Nov. 20th, 2016

zhemao: (Default)
[personal profile] zhemao

In my ongoing quest to use up the rest of my coconut milk, here's another experimental recipe. Even though this is a more western-style dish, it still has an Asian twist. It's unlikely you would find anything like this in an Italian restaurant.


Ingredients:



  • Spaghetti

  • Italian sausages

  • Sliced Crimini mushrooms

  • Garlic

  • Vegetable oil (or olive oil)

  • Rice wine

  • Coconut milk

  • Dashi stock

  • Soy sauce

  • Tomato paste

  • Salt

  • Scallions


Directions:



  1. Start preparing the sauce by combining equal parts coconut milk and dashi stock. I make mine from scratch using dried kombu, but you can also use store-bought instant dashi powder. If you don't have either, you can skip it and just use water, but I think it adds a bit of savoriness.

  2. Pour in a bit of soy sauce and add a spoonful of tomato paste. Stir to mix evenly.

  3. Slice the sausages and chop up a clove of garlic. Give the mushrooms a rinse and then drain thoroughly.

  4. Heat up the pan on medium heat, then add oil and toss in the sausages, mushroom, and garlic.

  5. Stir fry the ingredients until the sausages start to brown, then add in a bit of rice wine to deglaze the pan.

  6. Add the sauce and some water if necessary.

  7. Turn the heat to medium low, cover, and let it simmer until the sausage and mushroom are cooked through, then turn off the heat. Err on the side of undercooking, since we'll heat it up again later.

  8. Cook the spaghetti in salted water. Cook it for a minute less than it says on the package, since we will finish it cooking in the sauce.

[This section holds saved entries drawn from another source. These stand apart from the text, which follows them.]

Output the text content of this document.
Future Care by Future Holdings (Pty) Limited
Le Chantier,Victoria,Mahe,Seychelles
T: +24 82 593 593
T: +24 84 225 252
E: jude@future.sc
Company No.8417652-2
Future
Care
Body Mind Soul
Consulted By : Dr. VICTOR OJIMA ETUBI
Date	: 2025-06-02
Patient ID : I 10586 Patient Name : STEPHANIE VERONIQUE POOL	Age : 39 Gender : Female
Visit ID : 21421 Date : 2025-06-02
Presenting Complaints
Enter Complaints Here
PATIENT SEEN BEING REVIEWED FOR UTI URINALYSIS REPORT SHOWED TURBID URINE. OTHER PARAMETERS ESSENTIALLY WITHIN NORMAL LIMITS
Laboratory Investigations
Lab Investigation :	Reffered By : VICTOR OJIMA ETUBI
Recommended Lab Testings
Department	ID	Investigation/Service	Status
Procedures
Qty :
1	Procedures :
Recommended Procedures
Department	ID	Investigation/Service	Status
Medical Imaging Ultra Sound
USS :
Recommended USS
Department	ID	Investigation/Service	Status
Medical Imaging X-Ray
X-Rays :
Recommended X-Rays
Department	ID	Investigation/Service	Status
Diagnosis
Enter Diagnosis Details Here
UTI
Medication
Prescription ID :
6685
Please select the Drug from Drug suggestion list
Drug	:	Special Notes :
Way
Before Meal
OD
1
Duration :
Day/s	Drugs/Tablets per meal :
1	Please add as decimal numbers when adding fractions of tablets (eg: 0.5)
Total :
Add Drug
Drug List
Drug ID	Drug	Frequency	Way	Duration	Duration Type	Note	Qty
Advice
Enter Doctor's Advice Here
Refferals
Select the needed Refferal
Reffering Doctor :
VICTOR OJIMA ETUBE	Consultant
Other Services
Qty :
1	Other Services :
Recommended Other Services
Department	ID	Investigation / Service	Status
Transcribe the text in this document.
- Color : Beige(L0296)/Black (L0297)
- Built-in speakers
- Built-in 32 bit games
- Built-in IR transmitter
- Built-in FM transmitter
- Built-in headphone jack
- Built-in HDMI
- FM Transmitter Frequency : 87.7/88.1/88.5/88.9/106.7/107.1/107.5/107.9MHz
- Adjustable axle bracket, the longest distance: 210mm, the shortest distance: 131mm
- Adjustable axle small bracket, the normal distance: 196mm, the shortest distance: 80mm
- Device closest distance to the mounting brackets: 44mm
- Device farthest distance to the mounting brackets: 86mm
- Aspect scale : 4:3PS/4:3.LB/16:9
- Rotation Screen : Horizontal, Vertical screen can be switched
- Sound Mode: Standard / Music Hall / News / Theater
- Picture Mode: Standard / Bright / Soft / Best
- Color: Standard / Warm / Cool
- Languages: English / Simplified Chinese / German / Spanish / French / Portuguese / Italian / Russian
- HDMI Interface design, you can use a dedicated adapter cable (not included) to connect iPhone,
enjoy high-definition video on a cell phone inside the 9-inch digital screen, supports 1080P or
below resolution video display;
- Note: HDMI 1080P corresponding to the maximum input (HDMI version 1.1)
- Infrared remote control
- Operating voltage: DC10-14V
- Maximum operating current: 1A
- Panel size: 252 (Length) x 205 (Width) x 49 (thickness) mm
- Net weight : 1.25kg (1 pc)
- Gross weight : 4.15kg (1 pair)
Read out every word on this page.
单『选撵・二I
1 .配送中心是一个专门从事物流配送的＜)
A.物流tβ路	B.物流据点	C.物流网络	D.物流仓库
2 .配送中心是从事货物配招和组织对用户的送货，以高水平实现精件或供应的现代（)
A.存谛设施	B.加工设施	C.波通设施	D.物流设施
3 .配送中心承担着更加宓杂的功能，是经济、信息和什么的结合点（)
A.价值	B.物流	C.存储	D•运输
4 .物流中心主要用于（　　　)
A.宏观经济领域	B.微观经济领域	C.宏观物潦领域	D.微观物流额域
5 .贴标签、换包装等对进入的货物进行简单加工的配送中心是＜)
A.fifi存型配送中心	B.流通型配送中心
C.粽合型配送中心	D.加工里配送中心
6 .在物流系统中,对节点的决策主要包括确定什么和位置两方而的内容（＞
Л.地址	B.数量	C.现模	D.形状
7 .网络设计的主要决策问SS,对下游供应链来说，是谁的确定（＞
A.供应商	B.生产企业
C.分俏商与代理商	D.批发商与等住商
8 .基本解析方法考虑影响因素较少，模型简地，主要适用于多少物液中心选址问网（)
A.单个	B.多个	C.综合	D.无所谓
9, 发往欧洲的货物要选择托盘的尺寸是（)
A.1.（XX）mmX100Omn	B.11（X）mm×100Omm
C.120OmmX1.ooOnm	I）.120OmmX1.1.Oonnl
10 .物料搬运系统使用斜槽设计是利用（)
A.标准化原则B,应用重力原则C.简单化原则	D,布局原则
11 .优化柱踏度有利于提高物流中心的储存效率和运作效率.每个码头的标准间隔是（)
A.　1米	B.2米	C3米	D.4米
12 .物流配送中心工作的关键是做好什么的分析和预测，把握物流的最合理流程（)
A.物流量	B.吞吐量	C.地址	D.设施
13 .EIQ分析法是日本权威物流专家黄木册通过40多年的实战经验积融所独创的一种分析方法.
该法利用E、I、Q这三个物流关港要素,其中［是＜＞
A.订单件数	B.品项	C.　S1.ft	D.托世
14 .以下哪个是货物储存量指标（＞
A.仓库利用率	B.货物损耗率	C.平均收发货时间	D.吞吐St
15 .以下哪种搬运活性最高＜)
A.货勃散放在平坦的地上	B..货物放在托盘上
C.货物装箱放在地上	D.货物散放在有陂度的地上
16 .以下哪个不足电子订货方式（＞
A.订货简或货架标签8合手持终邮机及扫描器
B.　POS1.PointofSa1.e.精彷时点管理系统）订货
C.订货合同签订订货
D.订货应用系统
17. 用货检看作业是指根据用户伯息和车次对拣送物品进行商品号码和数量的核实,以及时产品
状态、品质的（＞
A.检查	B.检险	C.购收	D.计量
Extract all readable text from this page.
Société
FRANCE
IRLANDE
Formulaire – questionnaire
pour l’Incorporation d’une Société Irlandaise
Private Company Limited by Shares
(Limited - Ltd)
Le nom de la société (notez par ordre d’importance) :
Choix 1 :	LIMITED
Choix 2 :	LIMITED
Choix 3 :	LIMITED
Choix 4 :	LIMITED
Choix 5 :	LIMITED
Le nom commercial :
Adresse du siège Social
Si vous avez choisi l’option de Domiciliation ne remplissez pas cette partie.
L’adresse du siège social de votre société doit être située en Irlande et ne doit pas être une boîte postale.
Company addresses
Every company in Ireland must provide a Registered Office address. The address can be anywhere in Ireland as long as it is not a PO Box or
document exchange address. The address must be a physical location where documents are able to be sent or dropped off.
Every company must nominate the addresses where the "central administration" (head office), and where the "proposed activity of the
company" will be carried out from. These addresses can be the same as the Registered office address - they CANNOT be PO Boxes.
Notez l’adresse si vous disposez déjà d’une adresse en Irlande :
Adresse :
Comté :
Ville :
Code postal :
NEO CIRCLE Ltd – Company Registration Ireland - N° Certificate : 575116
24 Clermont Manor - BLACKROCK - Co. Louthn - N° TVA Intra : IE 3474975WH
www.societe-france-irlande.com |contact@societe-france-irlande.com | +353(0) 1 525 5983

  9. Once the spaghetti is done, drain and rinse with cold water.

  10. Put the pan with the sauce back on medium high heat and then add the spaghetti.

  11. Stir well and reduce the sauce. Then turn off the heat and serve on a plate.

  12. Top the spaghetti with some green onions.


So there you have it. I was actually quite surprised at how well this turned out. The coconut milk gives the sauce a creamier consistency without using any dairy (for all my fellow lactose intolerants out there) and the dashi and soy sauce add a hint of savory Asian flavor. You could also try adding some parmesan cheese or dried chili pepper on top.